7 | \(7 \times 5 = 35\) | 2 | \(2 \times 3 = 6\) | \(35 + 6 = 41\) |

8 | \(8 \times 5 = 40\) | 1 | \(1 \times 3 = 3\) | \(40 + 3 = 43\) |

From the table, we can see that the only possible combination that meets the requirements is to take 7 tents that sleep 5 campers and 2 tents that sleep 3 campers.

Alternatively, if we only had tents that sleep 3 campers we could accommodate \(3 \times 9 = 27\) people. However, we have 41 people, so we need space for \(41 - 27 = 14\) more campers. The bigger tents sleep 2 more people each, so we need \(14 \div 2 = 7\) tents that sleep 5 campers each.

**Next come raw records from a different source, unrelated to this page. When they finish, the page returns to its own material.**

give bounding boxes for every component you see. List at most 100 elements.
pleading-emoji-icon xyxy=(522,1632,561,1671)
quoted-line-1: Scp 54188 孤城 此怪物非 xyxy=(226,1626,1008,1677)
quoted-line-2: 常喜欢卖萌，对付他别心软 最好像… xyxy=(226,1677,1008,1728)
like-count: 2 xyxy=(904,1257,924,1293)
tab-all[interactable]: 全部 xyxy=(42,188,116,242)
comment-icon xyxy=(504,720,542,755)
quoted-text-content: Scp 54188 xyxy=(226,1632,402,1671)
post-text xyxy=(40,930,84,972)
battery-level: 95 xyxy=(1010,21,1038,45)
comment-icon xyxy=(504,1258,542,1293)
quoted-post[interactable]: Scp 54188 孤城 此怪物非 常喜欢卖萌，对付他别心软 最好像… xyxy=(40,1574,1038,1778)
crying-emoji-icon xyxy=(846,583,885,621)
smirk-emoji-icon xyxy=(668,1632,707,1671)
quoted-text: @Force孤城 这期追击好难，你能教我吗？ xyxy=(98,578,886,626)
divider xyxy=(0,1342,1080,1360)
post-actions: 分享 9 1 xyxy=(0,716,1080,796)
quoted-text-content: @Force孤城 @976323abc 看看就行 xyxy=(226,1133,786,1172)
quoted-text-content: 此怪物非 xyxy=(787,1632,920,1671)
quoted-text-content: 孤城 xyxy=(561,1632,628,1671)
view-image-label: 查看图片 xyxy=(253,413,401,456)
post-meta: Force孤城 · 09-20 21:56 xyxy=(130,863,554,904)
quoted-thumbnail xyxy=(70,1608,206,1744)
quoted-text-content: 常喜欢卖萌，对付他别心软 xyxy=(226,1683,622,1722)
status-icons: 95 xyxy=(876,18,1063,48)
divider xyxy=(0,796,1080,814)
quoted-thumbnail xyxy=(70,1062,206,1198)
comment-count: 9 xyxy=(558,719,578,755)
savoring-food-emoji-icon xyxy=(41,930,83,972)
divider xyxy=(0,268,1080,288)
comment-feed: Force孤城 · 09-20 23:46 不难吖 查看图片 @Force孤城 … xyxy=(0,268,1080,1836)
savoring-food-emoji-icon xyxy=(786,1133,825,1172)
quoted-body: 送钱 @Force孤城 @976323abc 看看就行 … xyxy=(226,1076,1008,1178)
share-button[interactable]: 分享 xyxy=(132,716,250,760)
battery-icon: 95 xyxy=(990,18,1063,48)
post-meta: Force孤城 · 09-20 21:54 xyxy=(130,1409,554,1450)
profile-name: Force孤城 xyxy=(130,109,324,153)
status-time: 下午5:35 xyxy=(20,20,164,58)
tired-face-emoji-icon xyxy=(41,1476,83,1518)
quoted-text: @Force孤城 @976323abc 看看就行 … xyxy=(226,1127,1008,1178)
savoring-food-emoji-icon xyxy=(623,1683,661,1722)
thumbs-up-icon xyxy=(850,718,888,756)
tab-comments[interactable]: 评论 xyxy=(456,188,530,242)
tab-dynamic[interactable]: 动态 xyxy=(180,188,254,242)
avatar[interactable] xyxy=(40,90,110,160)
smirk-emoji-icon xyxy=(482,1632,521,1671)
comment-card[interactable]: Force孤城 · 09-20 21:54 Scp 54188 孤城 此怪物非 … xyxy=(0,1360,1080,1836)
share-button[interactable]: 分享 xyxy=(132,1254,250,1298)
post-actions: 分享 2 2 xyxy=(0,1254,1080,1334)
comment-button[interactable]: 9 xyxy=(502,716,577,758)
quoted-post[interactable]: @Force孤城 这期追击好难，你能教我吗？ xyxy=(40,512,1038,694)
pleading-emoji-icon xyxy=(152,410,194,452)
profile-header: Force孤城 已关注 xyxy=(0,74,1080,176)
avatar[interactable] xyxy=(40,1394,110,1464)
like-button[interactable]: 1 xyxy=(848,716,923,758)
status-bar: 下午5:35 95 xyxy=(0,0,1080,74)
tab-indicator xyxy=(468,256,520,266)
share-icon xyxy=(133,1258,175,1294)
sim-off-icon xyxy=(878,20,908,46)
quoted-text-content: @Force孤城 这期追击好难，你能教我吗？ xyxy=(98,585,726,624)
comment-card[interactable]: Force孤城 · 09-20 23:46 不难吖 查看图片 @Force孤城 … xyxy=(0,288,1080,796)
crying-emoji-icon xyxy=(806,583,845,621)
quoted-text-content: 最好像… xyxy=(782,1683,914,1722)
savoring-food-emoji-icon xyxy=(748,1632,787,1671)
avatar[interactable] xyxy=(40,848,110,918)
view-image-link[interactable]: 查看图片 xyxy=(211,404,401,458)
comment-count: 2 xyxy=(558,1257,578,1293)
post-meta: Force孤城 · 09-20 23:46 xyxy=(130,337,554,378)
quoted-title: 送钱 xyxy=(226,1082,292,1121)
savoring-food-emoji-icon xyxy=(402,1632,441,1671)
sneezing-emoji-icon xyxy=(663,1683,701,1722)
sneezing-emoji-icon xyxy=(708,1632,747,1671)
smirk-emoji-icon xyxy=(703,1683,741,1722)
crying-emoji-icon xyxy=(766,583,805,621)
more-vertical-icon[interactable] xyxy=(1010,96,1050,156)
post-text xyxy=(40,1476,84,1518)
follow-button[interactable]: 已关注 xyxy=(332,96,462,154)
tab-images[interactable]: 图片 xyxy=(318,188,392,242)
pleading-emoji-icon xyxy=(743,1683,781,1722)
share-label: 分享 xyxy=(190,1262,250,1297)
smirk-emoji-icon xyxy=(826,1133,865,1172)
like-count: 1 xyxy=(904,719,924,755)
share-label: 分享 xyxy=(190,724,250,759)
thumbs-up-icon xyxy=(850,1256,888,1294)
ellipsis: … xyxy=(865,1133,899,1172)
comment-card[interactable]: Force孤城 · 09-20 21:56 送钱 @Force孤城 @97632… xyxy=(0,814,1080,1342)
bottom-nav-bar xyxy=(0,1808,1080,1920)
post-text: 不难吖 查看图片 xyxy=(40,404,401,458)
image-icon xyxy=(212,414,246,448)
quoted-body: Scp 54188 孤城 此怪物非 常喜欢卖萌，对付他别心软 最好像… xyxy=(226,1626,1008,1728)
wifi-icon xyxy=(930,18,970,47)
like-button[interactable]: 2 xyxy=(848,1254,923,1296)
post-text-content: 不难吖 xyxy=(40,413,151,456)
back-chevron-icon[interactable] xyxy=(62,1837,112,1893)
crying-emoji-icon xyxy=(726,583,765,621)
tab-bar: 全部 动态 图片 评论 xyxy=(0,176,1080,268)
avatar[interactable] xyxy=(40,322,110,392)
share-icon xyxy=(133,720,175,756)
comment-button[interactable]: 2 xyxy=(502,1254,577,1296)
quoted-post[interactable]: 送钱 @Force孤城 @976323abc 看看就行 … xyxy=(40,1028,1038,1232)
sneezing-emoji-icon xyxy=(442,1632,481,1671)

With a total of 9 tents, we need 2 tents that sleep 3 campers.

### Teacher’s Notes

For many of these kinds of problems, we can also use an algebraic method to solve it.

We can write an equation to represent this problem.

Let \(x\) represent the number of 3-person tents required.

Let \(y\) represent the number of 5-person tents required.

Then we know, \(3x + 5y = 41\).

Without any further restrictions on \(x\) and \(y\), there are an infinite number of possible pairs of values for \(x\) and \(y\) that satisfy this equation.

However, we have extra information that reduces the number of possible answers. This information is implicit rather explicitly stated in the problem. For example, we know that it is not possible for there to be a negative number of tents. We also know that we cannot have a fractional number of tents. This will lead us to single values for \(x\) and \(y\) that satisfy the equation \(3x + 5y = 41\).

In general, we have to be careful when using algebra to solve equations that represent a real-life situation. It is important to make sure that the answers we generate from our algebraic manipulations make sense, and that they take into consideration any implicit restrictions.